Pour un responsable QHSE ou un facility manager, ce type d’outil transforme une obligation réglementaire en processus continu, suivi dans le temps, au lieu d’un exercice ponctuel réalisé une fois par an dans l’urgence.

Conclusion

Les 9 principes généraux de prévention ne demandent pas de moyens exceptionnels : ils demandent de la méthode. Éviter avant de réduire, réduire avant de protéger individuellement, et documenter chaque étape dans le document unique. C’est cet enchaînement logique, plus que la multiplication d’actions isolées, qui fait la différence en cas de contrôle ou, surtout, en cas d’accident évité.

La vraie question pour une entreprise n’est donc pas de savoir si ces principes s’appliquent (ils s’appliquent dès le premier salarié), mais comment les inscrire dans un fonctionnement durable : équipements suivis, risques réévalués régulièrement, salariés formés en continu.
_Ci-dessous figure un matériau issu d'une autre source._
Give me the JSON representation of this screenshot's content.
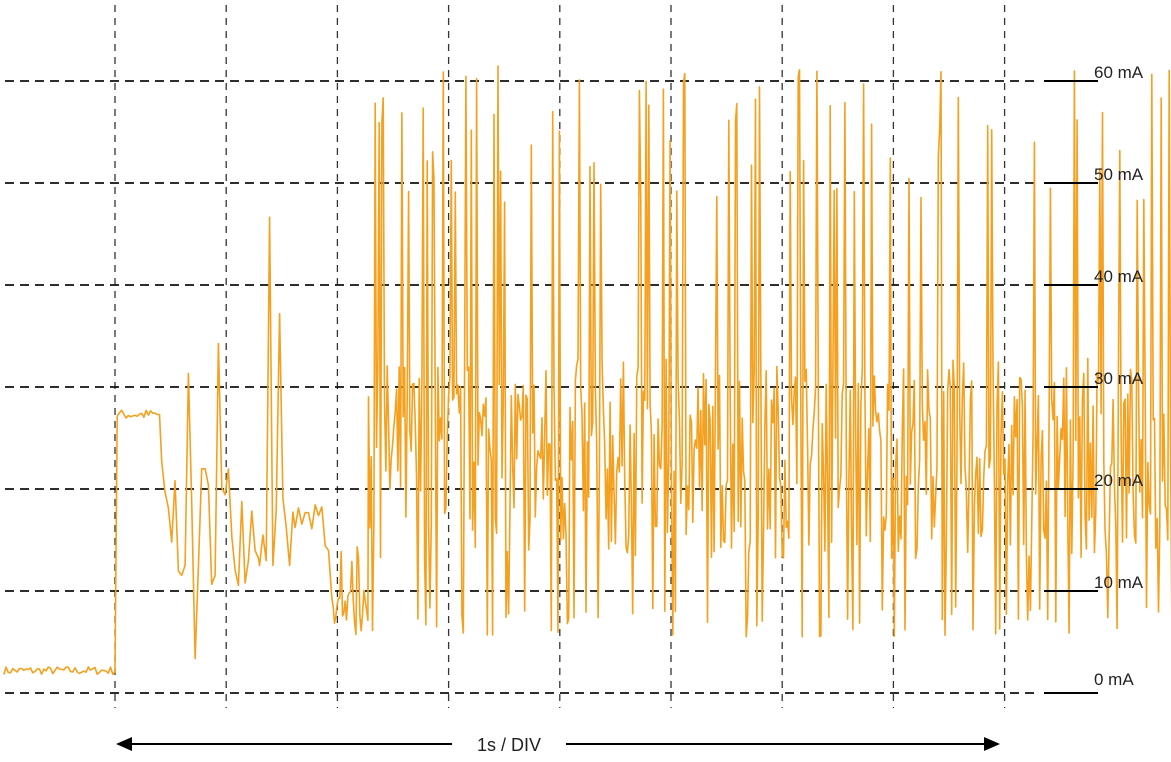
{
  "chart_data": {
    "type": "line",
    "title": "",
    "xlabel": "1s / DIV",
    "ylabel": "",
    "time_per_division_s": 1,
    "x_range_s": [
      -1,
      9.8
    ],
    "ylim": [
      0,
      60
    ],
    "y_unit": "mA",
    "y_ticks": [
      {
        "value": 60,
        "label": "60 mA"
      },
      {
        "value": 50,
        "label": "50 mA"
      },
      {
        "value": 40,
        "label": "40 mA"
      },
      {
        "value": 30,
        "label": "30 mA"
      },
      {
        "value": 20,
        "label": "20 mA"
      },
      {
        "value": 10,
        "label": 10,
        "label_text": "10 mA"
      },
      {
        "value": 0,
        "label": "0 mA"
      }
    ],
    "x_divisions": [
      0,
      1,
      2,
      3,
      4,
      5,
      6,
      7,
      8
    ],
    "grid": true,
    "series": [
      {
        "color": "#F5A01E",
        "segments": [
          {
            "t": [
              -1.0,
              0.02
            ],
            "baseline": 2.2,
            "min": 1.8,
            "max": 2.6,
            "density": "flat"
          },
          {
            "t": [
              0.02,
              0.42
            ],
            "baseline": 27.2,
            "min": 26.8,
            "max": 27.8,
            "density": "flat"
          },
          {
            "t": [
              0.42,
              1.3
            ],
            "baseline": 17.0,
            "min": 2.0,
            "max": 39.0,
            "density": "sparse"
          },
          {
            "t": [
              1.3,
              1.62
            ],
            "baseline": 13.0,
            "min": 12.5,
            "max": 48.0,
            "density": "sparse"
          },
          {
            "t": [
              1.62,
              1.95
            ],
            "baseline": 17.0,
            "min": 12.5,
            "max": 21.0,
            "density": "sparse"
          },
          {
            "t": [
              1.95,
              2.28
            ],
            "baseline": 8.5,
            "min": 5.5,
            "max": 14.5,
            "density": "dense"
          },
          {
            "t": [
              2.28,
              9.8
            ],
            "baseline": 23.0,
            "min": 5.5,
            "max": 61.5,
            "density": "dense"
          }
        ]
      }
    ]
  },
  "labels": {
    "y60": "60 mA",
    "y50": "50 mA",
    "y40": "40 mA",
    "y30": "30 mA",
    "y20": "20 mA",
    "y10": "10 mA",
    "y0": "0 mA",
    "time_division": "1s / DIV"
  }
}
C’est là que la différence se joue, bien plus que dans la connaissance théorique du texte de loi.

Foire aux questions sur les principes généraux de prévention au travail

Le Code du travail en fixe neuf, listés dans l'article L. 4121-2. Ils vont de l'évitement du risque jusqu'à l'information des travailleurs, en passant par l'évaluation, la planification et le choix de protections collectives avant individuelles.

Les principes fixent la logique à suivre. Le DUERP (« Document unique d’évaluation des risques ») en est la traduction opérationnelle : il recense les risques réels de l'entreprise et sert de base au plan d'actions annuel.

Sa responsabilité civile, et parfois pénale, peut être engagée en cas d'accident du travail ou de maladie professionnelle, notamment si l'absence ou l'obsolescence du document unique est constatée.

Au moins une fois par an, et à chaque changement pouvant affecter la santé ou la sécurité des salariés : nouvel équipement, nouveau procédé, réorganisation d'un atelier ou d'un service.